Thérapie brève et ericksonienne
Le courant des thérapies brèves a pris naissance aux États-Unis dans les années soixante. Comme son nom l’indique, cette approche vise à soulager en peu de temps et d'une manière efficace la plupart des problèmes psychologiques. Elle puise parmi des sources anciennes, comme la rhétorique grecque de la persuasion, ou l'art chinois du stratagème et d’autres plus récentes comme l’hypnose telle que la pratiquait Milton Erickson.
Ces fondements reposent sur l’idée que le patient se construit sa propre réalité au travers du filtre des croyances et convictions intimes que chacun entretien sur lui-même et sur le monde. Dit autrement, cette approche thérapeutique considère que nos soucis, nos angoisses et beaucoup de nos souffrances proviennent plus de notre façon de vivre et de ressentir les événements que des événements eux-mêmes.
Un autre point fondamental est que le changement ne repose pas seulement sur la connaissance "du pourquoi" le problème existe, mais sur "le comment" il subsiste. L'accès à la connaissance des causes d'un trouble n'est pas une condition indispensable à son soulagement. Même si elle est parfaitement possible et largement souhaitable.
La thérapie vise non seulement à retraiter la cause du comportement inapproprié, mais à repérer les réactions inadaptées, à les dépasser et à les remplacer par d'autres. La personne se défait de cet édifice pathologique, répétitif et fermé, pour ouvrir des possibilités nouvelles.
Le patient va chercher en lui les ressources pour résoudre ses problèmes et aller de l'avant, le thérapeute est une sorte de passeur, il l'aide à trouver et à développer ces ressources. Pas de magie là-dedans, l'hypnose ne créé rien qui n'existe déjà.

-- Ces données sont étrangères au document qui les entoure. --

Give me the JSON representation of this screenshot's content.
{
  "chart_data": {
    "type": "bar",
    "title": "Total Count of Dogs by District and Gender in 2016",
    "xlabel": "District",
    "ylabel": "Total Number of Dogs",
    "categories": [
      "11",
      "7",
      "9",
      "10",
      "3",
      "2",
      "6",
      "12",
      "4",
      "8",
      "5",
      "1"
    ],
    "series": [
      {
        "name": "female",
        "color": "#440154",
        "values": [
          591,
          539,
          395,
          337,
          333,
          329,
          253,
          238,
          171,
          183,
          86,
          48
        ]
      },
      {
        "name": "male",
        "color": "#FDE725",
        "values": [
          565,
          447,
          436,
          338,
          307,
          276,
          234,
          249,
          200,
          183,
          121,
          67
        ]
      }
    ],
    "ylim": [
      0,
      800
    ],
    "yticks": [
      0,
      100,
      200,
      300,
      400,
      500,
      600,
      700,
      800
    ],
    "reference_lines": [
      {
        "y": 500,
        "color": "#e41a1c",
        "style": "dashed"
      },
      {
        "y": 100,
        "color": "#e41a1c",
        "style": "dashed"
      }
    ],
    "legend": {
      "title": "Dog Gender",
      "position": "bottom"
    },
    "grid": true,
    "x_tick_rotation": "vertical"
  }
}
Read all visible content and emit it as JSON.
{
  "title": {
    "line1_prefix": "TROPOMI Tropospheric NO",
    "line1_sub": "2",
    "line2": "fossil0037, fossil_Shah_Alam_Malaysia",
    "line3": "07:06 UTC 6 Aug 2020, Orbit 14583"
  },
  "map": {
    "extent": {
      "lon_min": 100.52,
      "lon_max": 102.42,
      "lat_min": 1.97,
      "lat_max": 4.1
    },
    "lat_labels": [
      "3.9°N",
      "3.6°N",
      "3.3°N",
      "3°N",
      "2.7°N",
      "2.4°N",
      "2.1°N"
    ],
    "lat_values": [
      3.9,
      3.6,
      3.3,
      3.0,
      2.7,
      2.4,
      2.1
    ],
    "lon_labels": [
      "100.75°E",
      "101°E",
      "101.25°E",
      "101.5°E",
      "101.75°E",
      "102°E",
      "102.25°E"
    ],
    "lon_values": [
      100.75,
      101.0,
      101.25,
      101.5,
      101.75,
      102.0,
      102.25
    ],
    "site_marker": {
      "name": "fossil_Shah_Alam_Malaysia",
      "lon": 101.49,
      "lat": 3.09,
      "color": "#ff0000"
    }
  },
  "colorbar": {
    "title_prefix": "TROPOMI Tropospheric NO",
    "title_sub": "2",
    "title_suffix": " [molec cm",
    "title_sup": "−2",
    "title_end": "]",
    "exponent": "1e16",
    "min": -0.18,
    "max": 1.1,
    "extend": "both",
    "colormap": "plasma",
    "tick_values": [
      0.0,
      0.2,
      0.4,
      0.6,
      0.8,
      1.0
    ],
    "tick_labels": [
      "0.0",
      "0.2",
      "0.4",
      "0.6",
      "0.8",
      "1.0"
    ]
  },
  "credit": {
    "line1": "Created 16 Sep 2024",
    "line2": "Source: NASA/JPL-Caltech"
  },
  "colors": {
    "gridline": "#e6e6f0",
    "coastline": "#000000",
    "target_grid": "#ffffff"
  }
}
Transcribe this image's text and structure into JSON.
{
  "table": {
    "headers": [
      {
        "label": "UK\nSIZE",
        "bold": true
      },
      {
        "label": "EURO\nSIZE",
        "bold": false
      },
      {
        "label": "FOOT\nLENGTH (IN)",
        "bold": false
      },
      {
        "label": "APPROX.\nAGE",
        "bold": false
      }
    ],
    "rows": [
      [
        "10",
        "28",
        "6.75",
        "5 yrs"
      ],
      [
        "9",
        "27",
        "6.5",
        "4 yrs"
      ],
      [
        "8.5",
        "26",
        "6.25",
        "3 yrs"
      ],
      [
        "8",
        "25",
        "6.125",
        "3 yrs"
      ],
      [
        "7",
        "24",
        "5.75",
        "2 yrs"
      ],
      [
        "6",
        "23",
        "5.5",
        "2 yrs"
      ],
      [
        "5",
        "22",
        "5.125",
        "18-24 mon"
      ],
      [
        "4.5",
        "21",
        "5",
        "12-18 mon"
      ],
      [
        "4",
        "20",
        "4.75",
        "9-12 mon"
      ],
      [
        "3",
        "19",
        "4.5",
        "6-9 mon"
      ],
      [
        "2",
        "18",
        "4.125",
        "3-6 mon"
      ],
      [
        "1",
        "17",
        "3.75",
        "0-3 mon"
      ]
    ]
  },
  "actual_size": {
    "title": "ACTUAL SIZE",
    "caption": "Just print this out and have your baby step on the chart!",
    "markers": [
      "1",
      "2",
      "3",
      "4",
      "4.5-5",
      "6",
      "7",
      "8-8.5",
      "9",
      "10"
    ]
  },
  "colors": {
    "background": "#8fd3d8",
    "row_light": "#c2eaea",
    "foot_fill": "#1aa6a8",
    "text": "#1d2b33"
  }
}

D'ailleurs le thérapeute ericksonien n'est pas celui « qui sait » mais celui qui répond à la demande, il garde le plus possible une position basse, entretenant avec la personne qui consulte une relation "collaborative".
Avec elle, il analyse le problème à résoudre, l'aide à trouver la démarche la plus appropriée, met en place un plan précis - meilleure compréhension de soi, définir ou redéfinir ses objectifs, trouver les freins éventuels, identifier les bénéfices secondaires, planifier les étapes et les ressources éventuellement nécessaires à la résolution du problème.